Documentary filmmakers Mike Mildon and Jackson Rowe hit a wall in their attempt to solve an 86-year-old mystery.
The pair have spent months working on their film “For Heaven’s Sake,” about their attempt to uncover what happened to Mildon’s great, great-uncle Harold Heaven, who disappeared in Minden 86 years ago. Police reports at the time suggested suicide, but the filmmakers have explored alternative theories. But they said they have struggled to uncover concrete evidence.
After being unable to find Heaven’s body with a lake search and land dig Aug. 12, the two said they are unsure of how to progress.
“It’s hard to know what the direction is,” Rowe said. “We’re re-assessing everything, talking to people, figuring out where the best plan of attack is now.”
The pair have a suspect in mind who they believe may have killed Heaven based on the testimony they have received, but said they have no conclusive proof. They had hoped to find Heaven’s body in a dig on family property based on a ground-penetrating radar scan, but what looked like a skeleton in those results turned out to be an assortment of rocks.
“On that day, we were ready to find him,” Rowe said. “In my gut, it was always closer to 50-50.”
Without a body, trying to prove Heaven was murdered was more difficult. Although they said multiple sources have relayed rumours their suspect may have killed Heaven, nothing is certain.
They said they were fixated on their suspect, but after speaking with the suspect’s family, came to realize their investigation could hurt people. Mildon said they apologized to the family after their production finished and were no longer pursuing any suspects.

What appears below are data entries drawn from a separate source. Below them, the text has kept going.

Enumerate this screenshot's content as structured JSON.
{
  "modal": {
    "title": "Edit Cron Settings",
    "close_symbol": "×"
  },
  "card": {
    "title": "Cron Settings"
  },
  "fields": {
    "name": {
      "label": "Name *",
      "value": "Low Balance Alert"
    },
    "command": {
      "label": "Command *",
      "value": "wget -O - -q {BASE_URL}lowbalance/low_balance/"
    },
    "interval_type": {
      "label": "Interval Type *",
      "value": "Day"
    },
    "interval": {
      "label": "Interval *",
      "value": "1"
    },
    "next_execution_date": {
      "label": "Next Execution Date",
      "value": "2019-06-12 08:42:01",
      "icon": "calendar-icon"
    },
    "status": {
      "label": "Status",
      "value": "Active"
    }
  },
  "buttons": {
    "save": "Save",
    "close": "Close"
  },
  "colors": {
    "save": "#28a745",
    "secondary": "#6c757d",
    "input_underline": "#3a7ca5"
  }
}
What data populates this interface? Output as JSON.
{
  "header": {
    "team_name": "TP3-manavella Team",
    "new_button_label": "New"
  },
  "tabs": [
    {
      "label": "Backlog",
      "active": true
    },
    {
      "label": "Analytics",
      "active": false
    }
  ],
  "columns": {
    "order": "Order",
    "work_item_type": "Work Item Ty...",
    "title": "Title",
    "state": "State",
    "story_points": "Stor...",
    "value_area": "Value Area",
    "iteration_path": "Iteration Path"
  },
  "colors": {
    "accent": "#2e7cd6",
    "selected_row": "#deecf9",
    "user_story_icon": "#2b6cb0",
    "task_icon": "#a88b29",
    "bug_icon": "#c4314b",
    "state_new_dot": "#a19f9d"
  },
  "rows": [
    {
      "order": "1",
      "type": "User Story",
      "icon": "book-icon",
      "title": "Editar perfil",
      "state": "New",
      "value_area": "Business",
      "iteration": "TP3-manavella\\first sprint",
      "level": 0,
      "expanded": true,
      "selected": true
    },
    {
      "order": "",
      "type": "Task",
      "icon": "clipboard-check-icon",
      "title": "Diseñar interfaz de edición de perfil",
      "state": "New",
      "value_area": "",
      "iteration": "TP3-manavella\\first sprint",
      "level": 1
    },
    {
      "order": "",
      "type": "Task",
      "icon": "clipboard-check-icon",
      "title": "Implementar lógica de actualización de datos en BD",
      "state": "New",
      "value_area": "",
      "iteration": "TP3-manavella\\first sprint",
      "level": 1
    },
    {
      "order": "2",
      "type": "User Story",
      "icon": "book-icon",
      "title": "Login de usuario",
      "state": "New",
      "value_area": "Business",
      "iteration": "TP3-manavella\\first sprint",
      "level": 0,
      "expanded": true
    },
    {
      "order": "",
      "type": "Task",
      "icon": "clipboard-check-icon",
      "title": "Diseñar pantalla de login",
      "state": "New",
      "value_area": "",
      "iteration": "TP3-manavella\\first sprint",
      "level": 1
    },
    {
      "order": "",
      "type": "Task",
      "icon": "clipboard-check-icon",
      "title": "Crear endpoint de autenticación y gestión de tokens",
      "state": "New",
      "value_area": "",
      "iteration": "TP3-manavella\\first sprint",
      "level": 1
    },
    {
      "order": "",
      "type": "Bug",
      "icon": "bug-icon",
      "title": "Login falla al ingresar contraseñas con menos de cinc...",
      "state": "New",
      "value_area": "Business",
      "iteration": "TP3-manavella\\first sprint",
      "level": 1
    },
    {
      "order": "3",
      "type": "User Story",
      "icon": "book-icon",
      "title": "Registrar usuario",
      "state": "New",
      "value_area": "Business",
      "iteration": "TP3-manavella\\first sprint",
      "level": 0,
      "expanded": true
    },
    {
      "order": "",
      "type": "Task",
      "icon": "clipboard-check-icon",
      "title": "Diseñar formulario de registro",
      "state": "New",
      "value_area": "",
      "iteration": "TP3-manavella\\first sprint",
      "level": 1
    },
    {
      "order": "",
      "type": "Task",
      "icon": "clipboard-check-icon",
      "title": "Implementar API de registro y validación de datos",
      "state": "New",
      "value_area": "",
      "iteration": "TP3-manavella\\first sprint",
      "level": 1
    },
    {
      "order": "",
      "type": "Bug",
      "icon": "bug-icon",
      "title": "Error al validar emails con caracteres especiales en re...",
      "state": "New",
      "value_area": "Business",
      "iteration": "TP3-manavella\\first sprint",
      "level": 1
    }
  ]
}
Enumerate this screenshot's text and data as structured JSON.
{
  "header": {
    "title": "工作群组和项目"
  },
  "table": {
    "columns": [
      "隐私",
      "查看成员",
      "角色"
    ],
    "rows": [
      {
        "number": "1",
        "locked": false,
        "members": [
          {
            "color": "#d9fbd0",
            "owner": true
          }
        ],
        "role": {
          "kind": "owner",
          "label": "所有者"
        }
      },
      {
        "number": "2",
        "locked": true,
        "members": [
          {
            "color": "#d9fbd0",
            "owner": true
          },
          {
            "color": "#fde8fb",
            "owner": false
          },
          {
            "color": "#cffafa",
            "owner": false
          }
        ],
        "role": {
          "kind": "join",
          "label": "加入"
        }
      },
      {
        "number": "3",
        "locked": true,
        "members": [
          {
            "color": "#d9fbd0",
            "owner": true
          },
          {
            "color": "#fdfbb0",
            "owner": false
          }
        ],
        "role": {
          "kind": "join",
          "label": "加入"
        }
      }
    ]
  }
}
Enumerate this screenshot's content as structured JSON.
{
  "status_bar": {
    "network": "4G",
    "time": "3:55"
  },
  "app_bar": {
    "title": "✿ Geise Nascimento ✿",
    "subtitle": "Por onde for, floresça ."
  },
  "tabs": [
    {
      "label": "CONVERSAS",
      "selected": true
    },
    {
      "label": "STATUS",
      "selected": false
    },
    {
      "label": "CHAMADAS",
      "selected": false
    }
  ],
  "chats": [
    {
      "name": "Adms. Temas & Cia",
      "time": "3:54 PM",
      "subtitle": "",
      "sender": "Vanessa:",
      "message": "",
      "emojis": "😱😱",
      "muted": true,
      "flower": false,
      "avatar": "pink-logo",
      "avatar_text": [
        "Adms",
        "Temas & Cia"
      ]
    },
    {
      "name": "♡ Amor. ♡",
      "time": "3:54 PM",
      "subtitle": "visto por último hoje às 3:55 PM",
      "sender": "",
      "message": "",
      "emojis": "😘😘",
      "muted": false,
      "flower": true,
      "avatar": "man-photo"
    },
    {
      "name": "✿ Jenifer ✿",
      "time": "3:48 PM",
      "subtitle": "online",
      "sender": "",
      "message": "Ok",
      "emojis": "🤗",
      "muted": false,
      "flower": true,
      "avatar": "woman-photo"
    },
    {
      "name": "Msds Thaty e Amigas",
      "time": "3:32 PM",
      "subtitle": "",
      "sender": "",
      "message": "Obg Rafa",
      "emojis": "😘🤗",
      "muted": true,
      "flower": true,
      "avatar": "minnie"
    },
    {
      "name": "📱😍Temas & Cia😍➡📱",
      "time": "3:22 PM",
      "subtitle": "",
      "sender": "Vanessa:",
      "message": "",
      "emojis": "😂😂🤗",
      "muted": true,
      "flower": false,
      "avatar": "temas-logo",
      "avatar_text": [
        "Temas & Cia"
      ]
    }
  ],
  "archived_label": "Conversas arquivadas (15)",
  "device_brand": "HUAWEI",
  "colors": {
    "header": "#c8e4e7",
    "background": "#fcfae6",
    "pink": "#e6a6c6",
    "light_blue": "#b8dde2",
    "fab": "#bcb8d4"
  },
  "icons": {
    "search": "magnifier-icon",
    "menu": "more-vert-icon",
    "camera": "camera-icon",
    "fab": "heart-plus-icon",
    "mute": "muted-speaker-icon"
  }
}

“When it comes to family of people named in the police reports, it wasn’t fun for them,” Mildon said. “Many of the family members shared our excitement for solving the mystery, helping out anyway they could, but I’m sure they never thought we we’re going to actually explore their relatives as suspects the same way the police did. We want them to know and feel assured that the intention and end result of this documentary is not that their family did it. And honestly, we don’t have enough evidence to ever truly say who did.”
They left Minden with their crew Aug. 14, without any further concrete lead. Mildon told The Highlander Sept. 23 that they had finished their investigation and were ending their production. They expect the film to release in early 2021.
“That’s something we’re starting to grapple with for sure, is the reality of time and money and people’s willingness to put up with us,” Rowe said, adding they do not want to “become the boy who cries wolf.” “We want people to watch it. Every time we say something is going to happen, (and) it doesn’t happen, no one wants to watch that.”
The duo, whose filmography was primarily comedic sketches before now, said they have learned how difficult it is putting true crime stories together. Mildon compared them to how campfire stories work.
“Trying so hard to make a campfire story a true crime documentary,” Mildon said. “Saying we’re searching for the truth – we were searching for the best story and it just goes back to campfire stories in general. You’re messing up the details a little bit, just because it fits the narrative better.”
Despite the difficulties, the pair said Minden was a wonderful place to film and the community was great to work with.
“It just felt like everybody was playing along as detectives,” Mildon said. “Everyone really wanted us to come to a conclusion and that answer.”
The two said in August they were still determined to find an answer to Heaven’s disappearance – and were not ready to say how the film would end.
“How do you end a mystery without an answer?” Mildon said.